Claims under Illinois Biometric Information Privacy Act governed by 1-or-5 year limitations, Illinois appellate court finds
The Illinois First District Appellate Court recently found that, depending on the type of alleged violation at issue, a limitations period of either one or five years applies to claims under the Illinois Biometric Information Privacy Act (“BIPA”). Although that highly anticipated decision adds some clarity in this evolving area of law, it is hardly the last word on the subject and is likely to be appealed to the Illinois Supreme Court.
The case is Tims v. Black Horse Motor Carriers, Inc. The plaintiff filed his class action complaint in March 2019, asserting various claims under BIPA section 15. According to the complaint, the plaintiff worked for the defendant from June 2017 until January 2018, and during that time the defendant scanned the fingerprints of all employees, including the plaintiff, and used fingerprint scanning in its employee timekeeping. The defendant moved to dismiss on statute of limitations grounds. It argued that because BIPA does not impose its own limitations period, the one-year period for privacy actions under Illinois code section 13-201 applied because BIPA’s purpose is privacy protection. In response, the plaintiff argued that the five-year catch-all limitations period under code section 13-205 for all civil actions not otherwise provided for applied. The circuit court agreed with the plaintiff and denied the motion to dismiss.
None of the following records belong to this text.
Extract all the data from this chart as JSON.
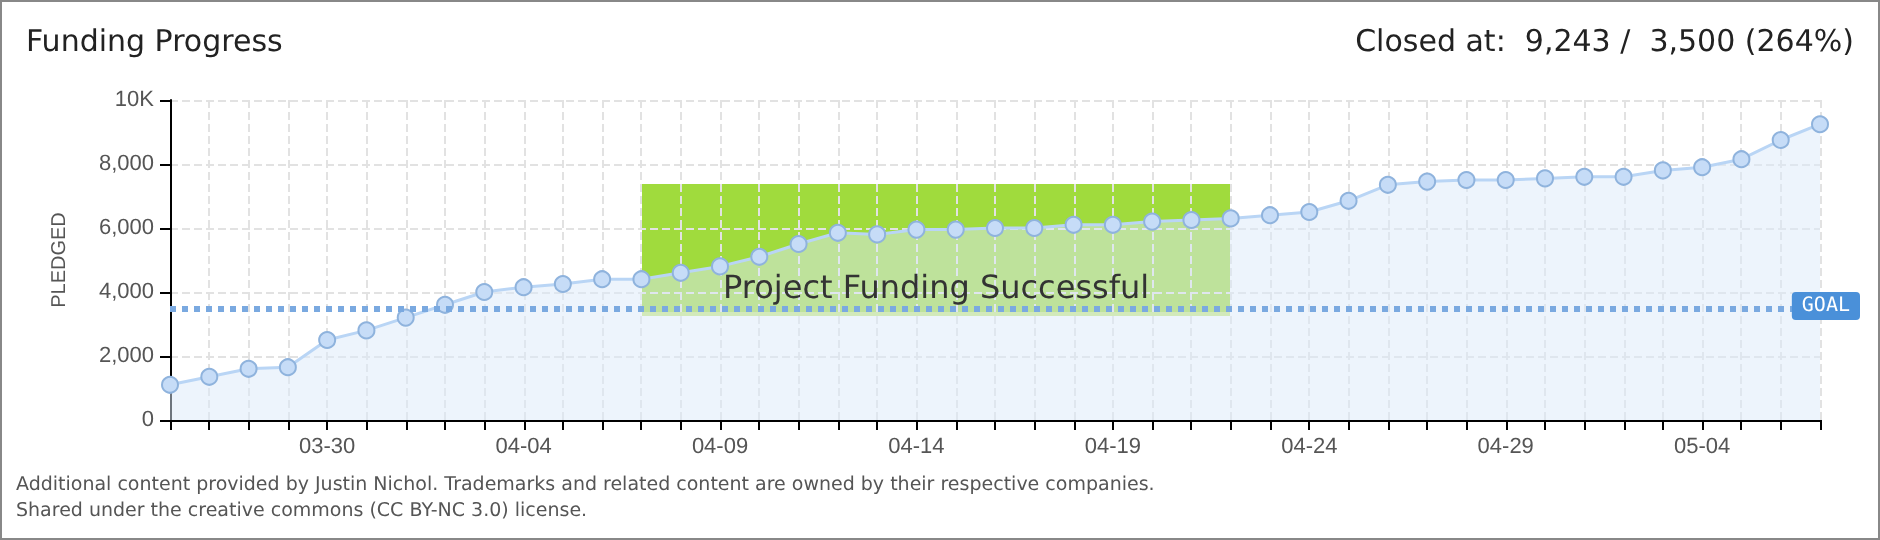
{
  "chart_data": {
    "type": "area",
    "title": "Funding Progress",
    "subtitle": "Closed at:  9,243 /  3,500 (264%)",
    "ylabel": "PLEDGED",
    "x": [
      "--03-26",
      "--03-27",
      "--03-28",
      "--03-29",
      "--03-30",
      "--03-31",
      "--04-01",
      "--04-02",
      "--04-03",
      "--04-04",
      "--04-05",
      "--04-06",
      "--04-07",
      "--04-08",
      "--04-09",
      "--04-10",
      "--04-11",
      "--04-12",
      "--04-13",
      "--04-14",
      "--04-15",
      "--04-16",
      "--04-17",
      "--04-18",
      "--04-19",
      "--04-20",
      "--04-21",
      "--04-22",
      "--04-23",
      "--04-24",
      "--04-25",
      "--04-26",
      "--04-27",
      "--04-28",
      "--04-29",
      "--04-30",
      "--05-01",
      "--05-02",
      "--05-03",
      "--05-04",
      "--05-05",
      "--05-06",
      "--05-07"
    ],
    "series": [
      {
        "color": "#b9d5f5",
        "values": [
          1100,
          1350,
          1600,
          1650,
          2500,
          2800,
          3200,
          3600,
          4000,
          4150,
          4250,
          4400,
          4400,
          4600,
          4800,
          5100,
          5500,
          5850,
          5800,
          5950,
          5950,
          6000,
          6000,
          6100,
          6100,
          6200,
          6250,
          6300,
          6400,
          6500,
          6850,
          7350,
          7450,
          7500,
          7500,
          7550,
          7600,
          7600,
          7800,
          7900,
          8150,
          8750,
          9243
        ]
      }
    ],
    "xlim": [
      "--03-26",
      "--05-07"
    ],
    "xticks": [
      {
        "value": "--03-26",
        "label": null
      },
      {
        "value": "--03-27",
        "label": null
      },
      {
        "value": "--03-28",
        "label": null
      },
      {
        "value": "--03-29",
        "label": null
      },
      {
        "value": "--03-30",
        "label": "03-30"
      },
      {
        "value": "--03-31",
        "label": null
      },
      {
        "value": "--04-01",
        "label": null
      },
      {
        "value": "--04-02",
        "label": null
      },
      {
        "value": "--04-03",
        "label": null
      },
      {
        "value": "--04-04",
        "label": "04-04"
      },
      {
        "value": "--04-05",
        "label": null
      },
      {
        "value": "--04-06",
        "label": null
      },
      {
        "value": "--04-07",
        "label": null
      },
      {
        "value": "--04-08",
        "label": null
      },
      {
        "value": "--04-09",
        "label": "04-09"
      },
      {
        "value": "--04-10",
        "label": null
      },
      {
        "value": "--04-11",
        "label": null
      },
      {
        "value": "--04-12",
        "label": null
      },
      {
        "value": "--04-13",
        "label": null
      },
      {
        "value": "--04-14",
        "label": "04-14"
      },
      {
        "value": "--04-15",
        "label": null
      },
      {
        "value": "--04-16",
        "label": null
      },
      {
        "value": "--04-17",
        "label": null
      },
      {
        "value": "--04-18",
        "label": null
      },
      {
        "value": "--04-19",
        "label": "04-19"
      },
      {
        "value": "--04-20",
        "label": null
      },
      {
        "value": "--04-21",
        "label": null
      },
      {
        "value": "--04-22",
        "label": null
      },
      {
        "value": "--04-23",
        "label": null
      },
      {
        "value": "--04-24",
        "label": "04-24"
      },
      {
        "value": "--04-25",
        "label": null
      },
      {
        "value": "--04-26",
        "label": null
      },
      {
        "value": "--04-27",
        "label": null
      },
      {
        "value": "--04-28",
        "label": null
      },
      {
        "value": "--04-29",
        "label": "04-29"
      },
      {
        "value": "--04-30",
        "label": null
      },
      {
        "value": "--05-01",
        "label": null
      },
      {
        "value": "--05-02",
        "label": null
      },
      {
        "value": "--05-03",
        "label": null
      },
      {
        "value": "--05-04",
        "label": "05-04"
      },
      {
        "value": "--05-05",
        "label": null
      },
      {
        "value": "--05-06",
        "label": null
      },
      {
        "value": "--05-07",
        "label": null
      }
    ],
    "ylim": [
      0,
      10000
    ],
    "yticks": [
      0,
      {
        "value": 2000,
        "label": "2,000"
      },
      {
        "value": 4000,
        "label": "4,000"
      },
      {
        "value": 6000,
        "label": "6,000"
      },
      {
        "value": 8000,
        "label": "8,000"
      },
      {
        "value": 10000,
        "label": "10K"
      }
    ],
    "ref_lines": [
      {
        "axis": "y",
        "value": 3500,
        "label": "GOAL",
        "color": "#7aa9e0",
        "line_style": "dotted"
      }
    ],
    "annotations": [
      "Project Funding Successful",
      "Additional content provided by Justin Nichol. Trademarks and related content are owned by their respective companies.",
      "Shared under the creative commons (CC BY-NC 3.0) license."
    ],
    "grid": true,
    "marker": "circle"
  }
}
On interlocutory appeal, the First District agreed in part with both sides. Accepting the plaintiff’s argument, it held that the five-year catch-all statute of limitations applies to BIPA sections 15(a), 15(b) and 15(e), which require private entities to develop and adhere to a publicly available written policy and data retention schedule and obtain consent to collect biometric data from an individual before doing so. But it also held that the one-year limitations period for privacy claims involving publication applies to BIPA sections 15(c) and 15(d), which prohibit private entities in possession of biometric data from selling, trading, or disclosing biometric data to third parties without first obtaining consent from the affected individuals to do so. The distinction, the court held, turned on whether the BIPA provision at issue contemplated publication, which is required for application of the shorter limitation period under section 13-201. According to the court, BIPA sections 15(c) and (d) involve disclosure of biometrics and thus are governed the one-year limitation, whereas sections 15(a), (b), and (e) do not and thus are governed by the five-year limitations period.
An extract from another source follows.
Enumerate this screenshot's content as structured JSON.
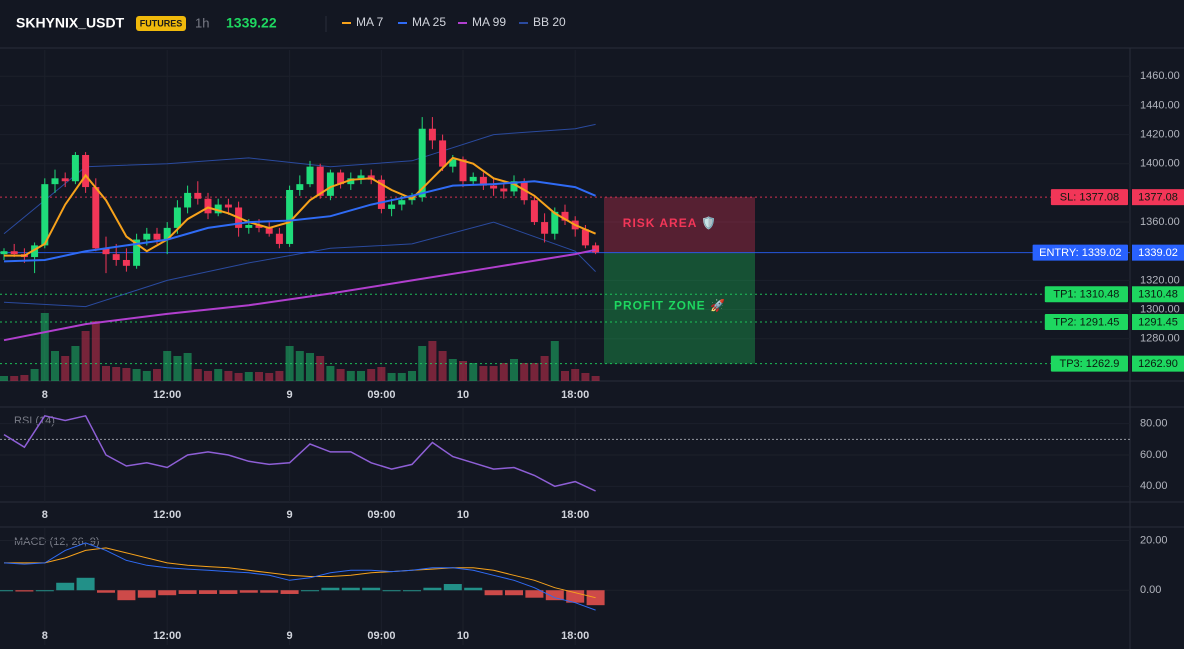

The Tims decision provides little comfort to defendants looking to avoid liability under BIPA on statute of limitations grounds, because the vast majority of BIPA claims assert violations of one or more of sections 15(a), (b), or (e). And the decision gives additional reason for concern. In concluding its analysis, the First District noted that because a “‘prevailing party may recover for each violation,’ a plaintiff who alleges and eventually proves violations of multiple duties could collect multiple recoveries of liquidated damages.” This gratuitous comment, which relates to another unsettled and hotly contested issue under the law – the computation of damages – suggests that a plaintiff may be able to “stack” and collect separate statutory damages for multiple BIPA violations based on a single discrete act or oversight by a defendant.
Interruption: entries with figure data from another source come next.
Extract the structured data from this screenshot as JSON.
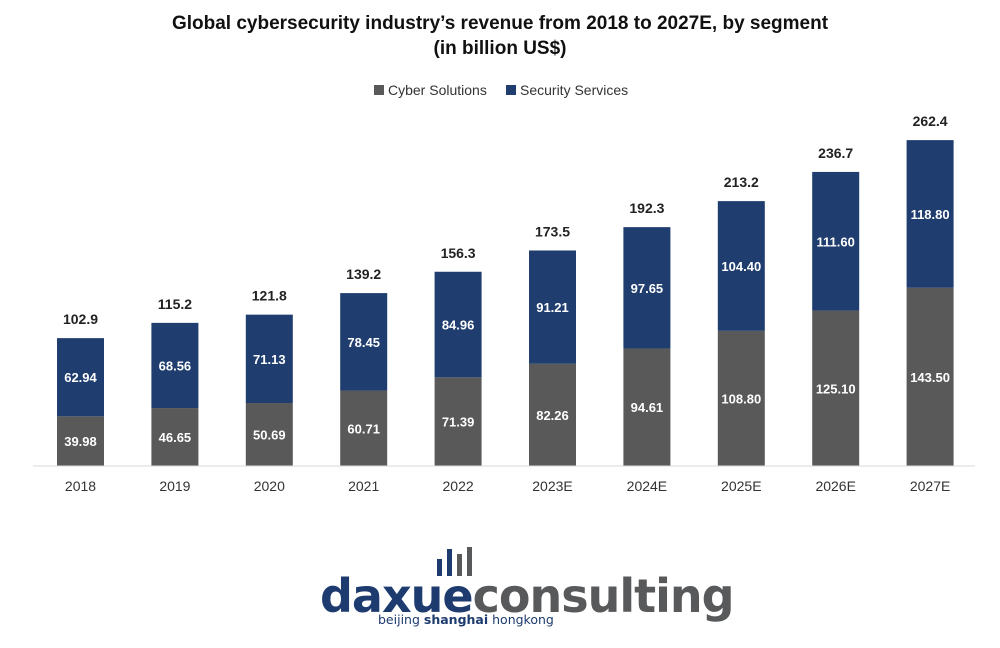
{
  "chart_data": {
    "type": "bar",
    "stacked": true,
    "title_lines": [
      "Global cybersecurity industry’s revenue from 2018 to 2027E, by segment",
      "(in billion US$)"
    ],
    "categories": [
      "2018",
      "2019",
      "2020",
      "2021",
      "2022",
      "2023E",
      "2024E",
      "2025E",
      "2026E",
      "2027E"
    ],
    "series": [
      {
        "name": "Cyber Solutions",
        "color": "#595959",
        "values": [
          39.98,
          46.65,
          50.69,
          60.71,
          71.39,
          82.26,
          94.61,
          108.8,
          125.1,
          143.5
        ],
        "labels": [
          "39.98",
          "46.65",
          "50.69",
          "60.71",
          "71.39",
          "82.26",
          "94.61",
          "108.80",
          "125.10",
          "143.50"
        ]
      },
      {
        "name": "Security Services",
        "color": "#1f3d6e",
        "values": [
          62.94,
          68.56,
          71.13,
          78.45,
          84.96,
          91.21,
          97.65,
          104.4,
          111.6,
          118.8
        ],
        "labels": [
          "62.94",
          "68.56",
          "71.13",
          "78.45",
          "84.96",
          "91.21",
          "97.65",
          "104.40",
          "111.60",
          "118.80"
        ]
      }
    ],
    "totals": [
      102.9,
      115.2,
      121.8,
      139.2,
      156.3,
      173.5,
      192.3,
      213.2,
      236.7,
      262.4
    ],
    "total_labels": [
      "102.9",
      "115.2",
      "121.8",
      "139.2",
      "156.3",
      "173.5",
      "192.3",
      "213.2",
      "236.7",
      "262.4"
    ],
    "ylim": [
      0,
      262.4
    ],
    "xlabel": "",
    "ylabel": "",
    "grid": false,
    "legend_position": "top-center"
  },
  "logo": {
    "part1": "daxue",
    "part2": "consulting",
    "tagline_words": [
      "beijing",
      "shanghai",
      "hongkong"
    ],
    "color_dark": "#1d3b6e",
    "color_gray": "#58595b"
  }
}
It is likely that one or both parties will seek to appeal the First District’s decision to the Illinois Supreme Court, and it remains to be seen how that court will decide the statute of limitations question. In the meantime, the First District’s holding – and its statement regarding recoverable damages – underscore the continued risks businesses collecting or using biometrics face if they fail to adhere to BIPA’s requirements. Companies should carefully review their biometric policies and procedures to ensure that those policies and procedures comply with all aspects of BIPA.